Si conclude nella maniera più tragica il trasferimento di asset Ita Airways dall’Italia alla Germania

La firma dell’accordo tra il Governo italiano e Lufthansa per l’ingresso della compagnia tedesca nel capitale di Ita Airways segna un passo che, seppur atteso da tempo, solleva gravi preoccupazioni sul futuro del settore e del tessuto sociale ed economico italiano. L’operazione, del valore di circa 830 milioni di euro, non è solo un semplice passaggio di proprietà, ma un atto simbolico che sancisce la fine di un patrimonio storico, quello di Alitalia, e la sua subordinazione agli interessi di un gigante straniero, in un contesto economico che non sembra avere, tra l’altro, un piano industriale chiaro o ambizioso per il futuro.

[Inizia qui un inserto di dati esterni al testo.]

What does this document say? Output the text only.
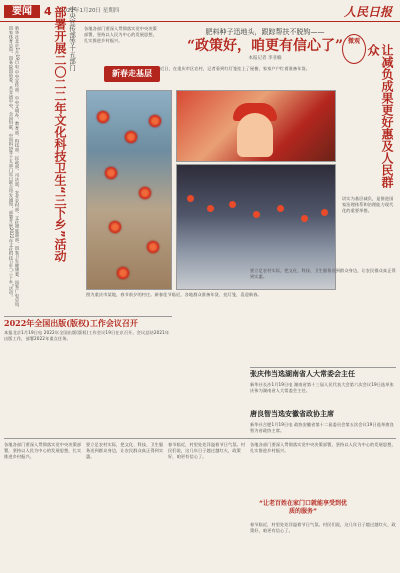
要闻	4 2022年1月20日 星期四	人民日报
中央宣传部等十五部门
部署开展二〇二二年文化科技卫生“三下乡”活动
新华社北京1月19日电 中央宣传部、中央文明办、教育部、科技部、民政部、司法部、农业农村部、文化和旅游部、国家卫生健康委、国家广电总局、国家体育总局、国务院国资委、共青团中央、全国妇联、中国科协等十五部门近日联合印发通知，部署开展2022年文化科技卫生“三下乡”活动。	各地各部门要深入贯彻落实党中央决策部署，坚持以人民为中心的发展思想，扎实推进乡村振兴。
肥料种子迅地头，跟踪帮扶不脱钩——
“政策好，咱更有信心了”
本报记者 李亚楠
新春走基层
近日，在重庆市区农村，记者看到红灯笼挂上了屋檐，家家户户忙着准备年货。
图为重庆市某地，春节前夕的村庄。新春佳节临近，各地群众准备年货、挂灯笼，喜迎新春。
微观
让减负成果更好惠及人民群众
切实为基层减负，是推进国家治理体系和治理能力现代化的重要举措。
要立足农村实际，把文化、科技、卫生服务送到群众身边，让农民群众真正得到实惠。
2022年全国出版(版权)工作会议召开
本报北京1月19日电 2022年全国出版(版权)工作会议19日在京召开。会议总结2021年出版工作，部署2022年重点任务。
张庆伟当选湖南省人大常委会主任
新华社长沙1月19日电 湖南省第十三届人民代表大会第六次会议19日选举张庆伟为湖南省人大常委会主任。
唐良智当选安徽省政协主席
新华社合肥1月19日电 政协安徽省第十二届委员会第五次会议19日选举唐良智为省政协主席。
各地各部门要深入贯彻落实党中央决策部署，坚持以人民为中心的发展思想，扎实推进乡村振兴。
要立足农村实际，把文化、科技、卫生服务送到群众身边，让农民群众真正得到实惠。
春节临近，村里处处洋溢着节日气氛。村民们说，这几年日子越过越红火，政策好，咱更有信心了。
各地各部门要深入贯彻落实党中央决策部署，坚持以人民为中心的发展思想，扎实推进乡村振兴。
“让老百姓在家门口就能享受到优质的服务”
春节临近，村里处处洋溢着节日气氛。村民们说，这几年日子越过越红火，政策好，咱更有信心了。
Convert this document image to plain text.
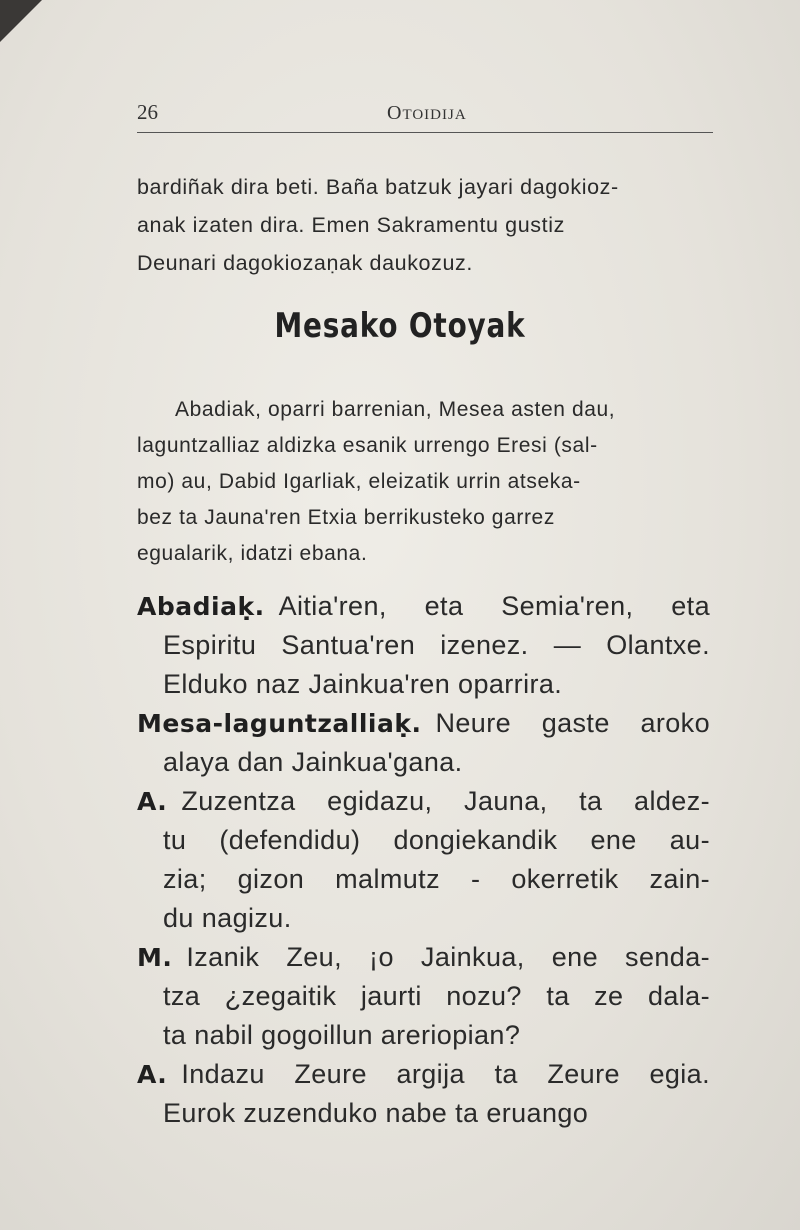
26	OTOIDIJA
bardiñak dira beti. Baña batzuk jayari dagokioz-
anak izaten dira. Emen Sakramentu gustiz
Deunari dagokiozaṇak daukozuz.
Mesako Otoyak
Abadiak, oparri barrenian, Mesea asten dau,
laguntzalliaz aldizka esanik urrengo Eresi (sal-
mo) au, Dabid Igarliak, eleizatik urrin atseka-
bez ta Jauna'ren Etxia berrikusteko garrez
egualarik, idatzi ebana.
Abadiaḳ. Aitia'ren, eta Semia'ren, eta
Espiritu Santua'ren izenez. — Olantxe.
Elduko naz Jainkua'ren oparrira.
Mesa-laguntzalliaḳ. Neure gaste aroko
alaya dan Jainkua'gana.
A. Zuzentza egidazu, Jauna, ta aldez-
tu (defendidu) dongiekandik ene au-
zia; gizon malmutz - okerretik zain-
du nagizu.
M. Izanik Zeu, ¡o Jainkua, ene senda-
tza ¿zegaitik jaurti nozu? ta ze dala-
ta nabil gogoillun areriopian?
A. Indazu Zeure argija ta Zeure egia.
Eurok zuzenduko nabe ta eruango
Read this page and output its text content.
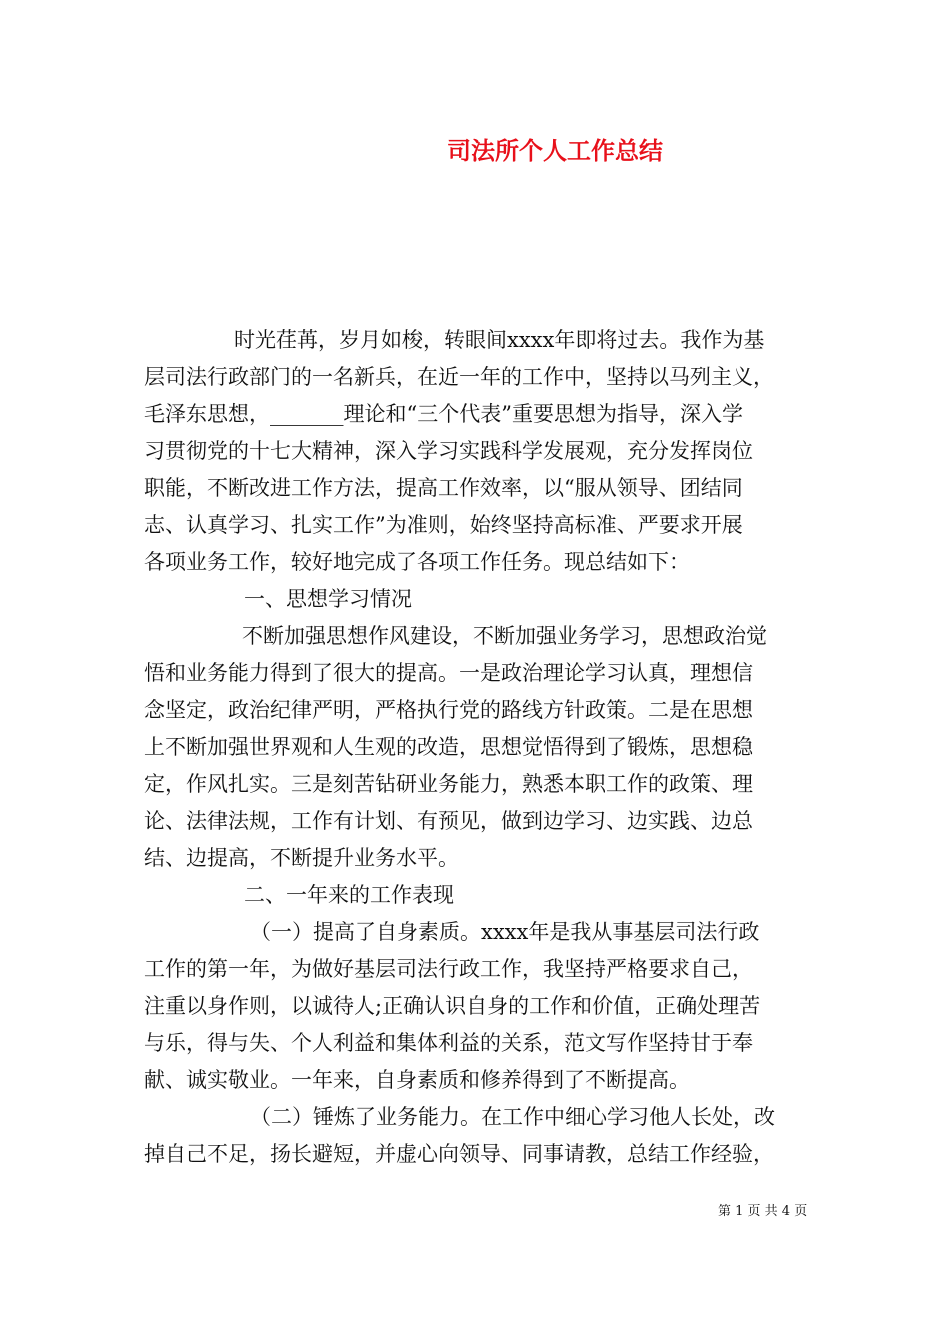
司法所个人工作总结

时光荏苒，岁月如梭，转眼间xxxx年即将过去。我作为基

层司法行政部门的一名新兵，在近一年的工作中，坚持以马列主义，

毛泽东思想，_______理论和“三个代表”重要思想为指导，深入学

习贯彻党的十七大精神，深入学习实践科学发展观，充分发挥岗位

职能，不断改进工作方法，提高工作效率，以“服从领导、团结同

志、认真学习、扎实工作”为准则，始终坚持高标准、严要求开展

各项业务工作，较好地完成了各项工作任务。现总结如下：

一、思想学习情况

不断加强思想作风建设，不断加强业务学习，思想政治觉

悟和业务能力得到了很大的提高。一是政治理论学习认真，理想信

念坚定，政治纪律严明，严格执行党的路线方针政策。二是在思想

上不断加强世界观和人生观的改造，思想觉悟得到了锻炼，思想稳

定，作风扎实。三是刻苦钻研业务能力，熟悉本职工作的政策、理

论、法律法规，工作有计划、有预见，做到边学习、边实践、边总

结、边提高，不断提升业务水平。

二、一年来的工作表现

（一）提高了自身素质。xxxx年是我从事基层司法行政

工作的第一年，为做好基层司法行政工作，我坚持严格要求自己，

注重以身作则，以诚待人;正确认识自身的工作和价值，正确处理苦

与乐，得与失、个人利益和集体利益的关系，范文写作坚持甘于奉

献、诚实敬业。一年来，自身素质和修养得到了不断提高。

（二）锤炼了业务能力。在工作中细心学习他人长处，改

掉自己不足，扬长避短，并虚心向领导、同事请教，总结工作经验，

第 1 页 共 4 页
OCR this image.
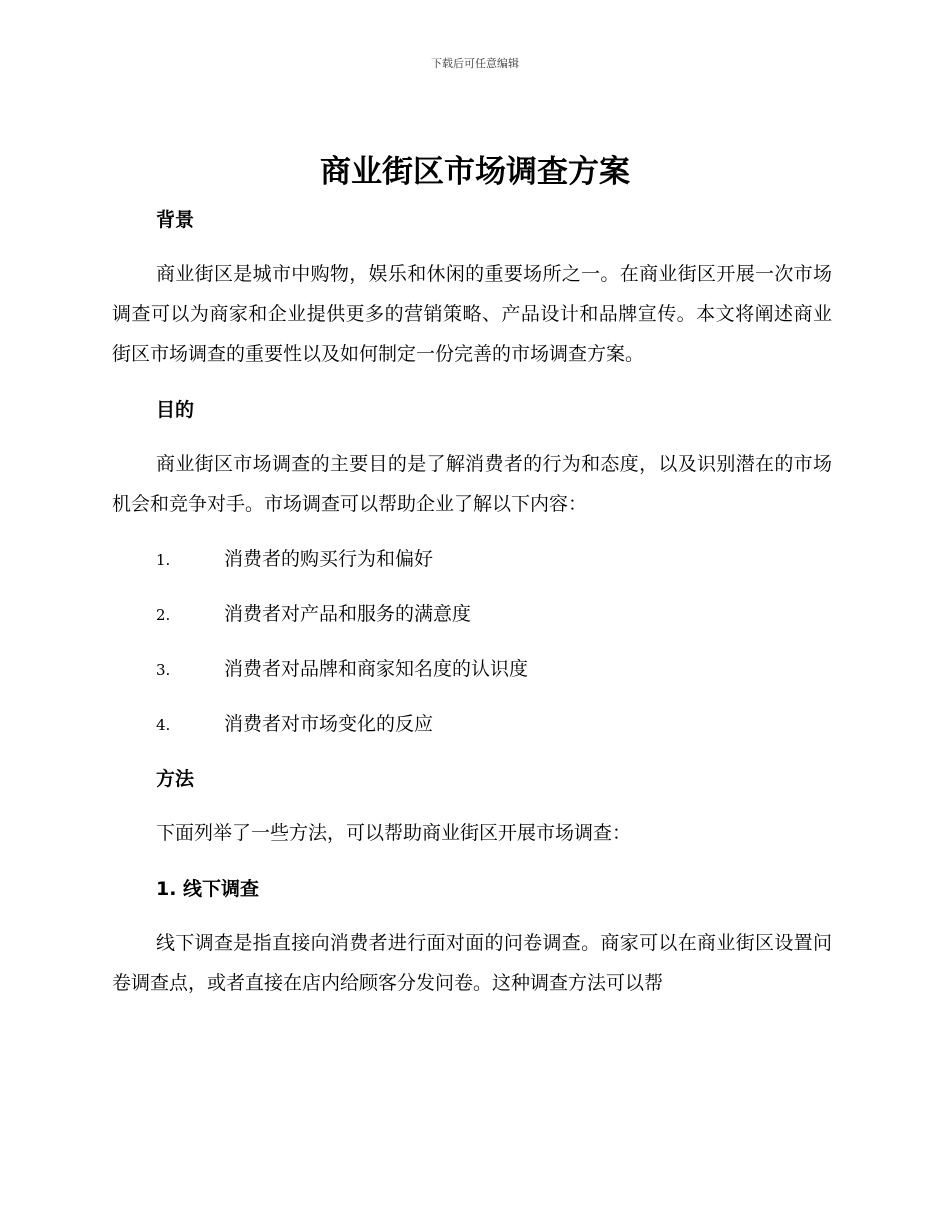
下载后可任意编辑
商业街区市场调查方案
背景

商业街区是城市中购物，娱乐和休闲的重要场所之一。在商业街区开展一次市场调查可以为商家和企业提供更多的营销策略、产品设计和品牌宣传。本文将阐述商业街区市场调查的重要性以及如何制定一份完善的市场调查方案。

目的

商业街区市场调查的主要目的是了解消费者的行为和态度，以及识别潜在的市场机会和竞争对手。市场调查可以帮助企业了解以下内容：

1.	消费者的购买行为和偏好
2.	消费者对产品和服务的满意度
3.	消费者对品牌和商家知名度的认识度
4.	消费者对市场变化的反应
方法

下面列举了一些方法，可以帮助商业街区开展市场调查：

1. 线下调查

线下调查是指直接向消费者进行面对面的问卷调查。商家可以在商业街区设置问卷调查点，或者直接在店内给顾客分发问卷。这种调查方法可以帮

Non possiamo non rilevare con amarezza il clamoroso tradimento delle promesse fatte dalla politica, in particolare dalla presidente del Consiglio Giorgia Meloni, che in campagna elettorale aveva giurato di non cedere mai Alitalia ai tedeschi di Lufthansa. La narrazione populista e sovranista della “difesa degli interessi nazionali” si scontra drammaticamente con la realtà dei fatti: un Governo che, non solo ha acconsentito alla vendita di Ita Airways, ma lo ha fatto in un clima di fretta e di trattative faticose, arrivando a cedere il controllo del 100% della compagnia. E tutto questo, mentre migliaia di lavoratori, ex dipendenti di Alitalia, restano nel limbo.

Infatti, la questione sociale è altrettanta grave e non può essere ignorata. A dicembre, scadrà la cassa integrazione per circa 3.000 ex lavoratori di Alitalia, persone che, purtroppo, non hanno diritto a nessun altro tipo di sostegno al reddito, perché troppo giovani per andare in pensione e troppo vecchie per essere riassunte in altre aziende. La loro condizione, che già da tempo è critica, si sta facendo ogni giorno più insostenibile. Questi lavoratori non sono solo numeri, ma individui con famiglie, con diritti, con un passato che non può essere cancellato dalla fretta di risolvere un contenzioso economico. La loro esclusione dal futuro, sancita da una gestione miope e distante dai reali bisogni sociali, rappresenta una ferita che l’Italia non può permettersi di ignorare.

Fonte: Il Sole 24 ORE

Inoltre, l’accordo con Lufthansa non è solo un tradimento delle promesse politiche, ma un rischio per il futuro della compagnia e del settore aeronautico nazionale. L’ingresso del colosso tedesco in Ita Airways porta con sé un ulteriore indebolimento della sovranità italiana su un asset strategico come quello della mobilità aerea. Il fatto che l’operazione riceverà il via libera definitivo dalla Commissione Europea entro la fine di novembre, come “ultimissimo lascito” di Margrethe Vestager, non fa che accentuare l’impressione che tutto sia stato fatto nel segno di una subalternità a decisioni prese fuori dai confini nazionali, senza una visione chiara di come l’industria del trasporto aereo possa rimanere una risorsa strategica per l’Italia.

Quello che sta accadendo oggi non è un caso isolato né una novità: tutto quanto sta succedendo, È stato previsto e raccontato nel film documentario di Filippo Soldi, vincitore del Nastro d’Argento, “Noi siamo Alitalia – Storia di un paese che non sa più volare”. In quel lavoro, si era messo in luce non solo l’inevitabile declino di Alitalia a causa di scelte politiche ed economiche sbagliate, ma anche le tragiche ripercussioni sul piano sociale ed economico, a partire dal destino dei lavoratori.

Fonte: Corriere della Sera

La nostra previsione si sta purtroppo avverando: l’Italia, incapace di dare un futuro alla propria compagnia di bandiera, si sta ormai arrendendo alla logica dei grandi gruppi internazionali, senza preoccuparsi delle conseguenze per le persone, per l’occupazione e per il nostro patrimonio industriale.

La cessione di Ita Airways ai tedeschi di Lufthansa non si limita a essere una questione economica; è una questione di dignità nazionale. Le scelte politiche fatte oggi rischiano di compromettere per sempre la capacità dell’Italia di gestire autonomamente i propri interessi nel trasporto aereo e in altri settori strategici, esponendo ulteriormente il paese alla logica delle privatizzazioni e delle concentrazioni internazionali che spesso sacrificano i lavoratori e il futuro industriale per il profitto immediato.

È necessario che l’Italia cominci a riflettere su come proteggere le sue risorse strategiche e su come garantire un futuro dignitoso ai suoi lavoratori, che non sono numeri da “razionalizzare”, ma persone con diritti e con una storia. La vendita di Ita Airways a Lufthansa è un passo indietro che, anziché risolvere i problemi, li aggrava. E il conto, in termini sociali ed economici, rischia di essere salato.